Relevant Logs or Screenshots:

Leader Node

        [2025-02-03T21:40:45,926][WARN ][o.o.t.TcpTransport       ] [opensearch-master-0] exception caught on transport layer [Netty4TcpChannel{localAddress=/10.42.14.72:9300, remoteAddress=/10.42.2.61:45458}], closing connection
io.netty.handler.codec.DecoderException: javax.net.ssl.SSLHandshakeException: Received fatal alert: certificate_unknown
	at io.netty.handler.codec.ByteToMessageDecoder.callDecode(ByteToMessageDecoder.java:499) ~[netty-codec-4.1.100.Final.jar:4.1.100.Final]
	at io.netty.handler.codec.ByteToMessageDecoder.channelRead(ByteToMessageDecoder.java:290) ~[netty-codec-4.1.100.Final.jar:4.1.100.Final]

Follower node

 [2025-02-03T21:40:45,716][WARN ][o.o.t.TcpTransport       ] [opensearch-dev3-master-0] exception caught on transport layer [Netty4TcpChannel{localAddress=/10.42.1.207:37488, remoteAddress=opensearch-dev-ccr.blue.k8s.lab.com/10.56.160.116:9300}], closing connection
io.netty.handler.codec.DecoderException: javax.net.ssl.SSLHandshakeException: PKIX path building failed: sun.security.provider.certpath.SunCertPathBuilderException: unable to find valid certification path to requested target
	at io.netty.handler.codec.ByteToMessageDecoder.callDecode(ByteToMessageDecoder.java:499) ~[netty-codec-4.1.100.Final.jar:4.1.100.Final]
	at io.netty.handler.codec.ByteToMessageDecoder.channelRead(ByteToMessageDecoder.java:290) ~[netty-codec-4.1.100.Final.jar:4.1.100.Final]

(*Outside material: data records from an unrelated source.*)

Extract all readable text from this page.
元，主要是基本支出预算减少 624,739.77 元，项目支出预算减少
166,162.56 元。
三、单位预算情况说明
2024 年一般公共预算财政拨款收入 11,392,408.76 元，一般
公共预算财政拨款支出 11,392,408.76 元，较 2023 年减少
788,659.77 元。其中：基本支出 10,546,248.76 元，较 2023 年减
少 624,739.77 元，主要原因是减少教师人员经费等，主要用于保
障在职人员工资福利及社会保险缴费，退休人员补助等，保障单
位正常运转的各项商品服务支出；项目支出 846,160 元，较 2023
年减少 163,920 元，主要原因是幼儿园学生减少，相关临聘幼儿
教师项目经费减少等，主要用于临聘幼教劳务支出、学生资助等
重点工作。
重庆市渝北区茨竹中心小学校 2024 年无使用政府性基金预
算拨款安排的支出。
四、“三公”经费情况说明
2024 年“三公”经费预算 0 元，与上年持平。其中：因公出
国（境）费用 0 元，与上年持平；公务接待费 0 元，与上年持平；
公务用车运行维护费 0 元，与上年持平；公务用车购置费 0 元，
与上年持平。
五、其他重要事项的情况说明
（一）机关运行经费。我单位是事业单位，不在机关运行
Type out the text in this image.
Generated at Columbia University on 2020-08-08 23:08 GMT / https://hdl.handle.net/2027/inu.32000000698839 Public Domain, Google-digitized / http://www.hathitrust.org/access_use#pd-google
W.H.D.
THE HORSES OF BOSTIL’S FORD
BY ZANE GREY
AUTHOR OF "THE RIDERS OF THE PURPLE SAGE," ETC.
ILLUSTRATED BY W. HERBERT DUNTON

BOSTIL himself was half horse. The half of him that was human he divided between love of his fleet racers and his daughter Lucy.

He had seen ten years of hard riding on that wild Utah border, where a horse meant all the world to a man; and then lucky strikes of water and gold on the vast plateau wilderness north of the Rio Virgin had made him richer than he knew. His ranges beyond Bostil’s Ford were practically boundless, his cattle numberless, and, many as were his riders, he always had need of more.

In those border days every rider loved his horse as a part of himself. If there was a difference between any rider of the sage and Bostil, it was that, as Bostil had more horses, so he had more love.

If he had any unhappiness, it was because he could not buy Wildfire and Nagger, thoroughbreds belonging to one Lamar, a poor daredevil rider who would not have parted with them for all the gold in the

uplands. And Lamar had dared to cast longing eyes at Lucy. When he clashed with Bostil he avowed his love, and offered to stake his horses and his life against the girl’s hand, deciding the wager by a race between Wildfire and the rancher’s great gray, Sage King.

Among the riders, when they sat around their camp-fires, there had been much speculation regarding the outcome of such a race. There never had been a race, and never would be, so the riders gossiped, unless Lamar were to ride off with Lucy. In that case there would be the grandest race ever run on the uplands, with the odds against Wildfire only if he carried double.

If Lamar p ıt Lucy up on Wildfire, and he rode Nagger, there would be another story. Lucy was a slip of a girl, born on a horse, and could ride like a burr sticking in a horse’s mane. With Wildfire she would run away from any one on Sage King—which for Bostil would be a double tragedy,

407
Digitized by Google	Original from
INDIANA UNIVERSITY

Hi @Julio, great question, this issue usually occurs when the ca files listed in pemtrustedcas_filepath do not contain both CA’s.

I would recommend to concatenate both CA files into one and provide this new file in pemtrustedcas_filepath. (On both side of the replication)

Also I assume you updated the plugins.security.nodes_dn appropriately when testing this. You can find more details here

As a last note, using truststore and pem files simultaneously is rather unconventional and it might have potential to interfere with the workflow, perhaps only one can be used in your use case?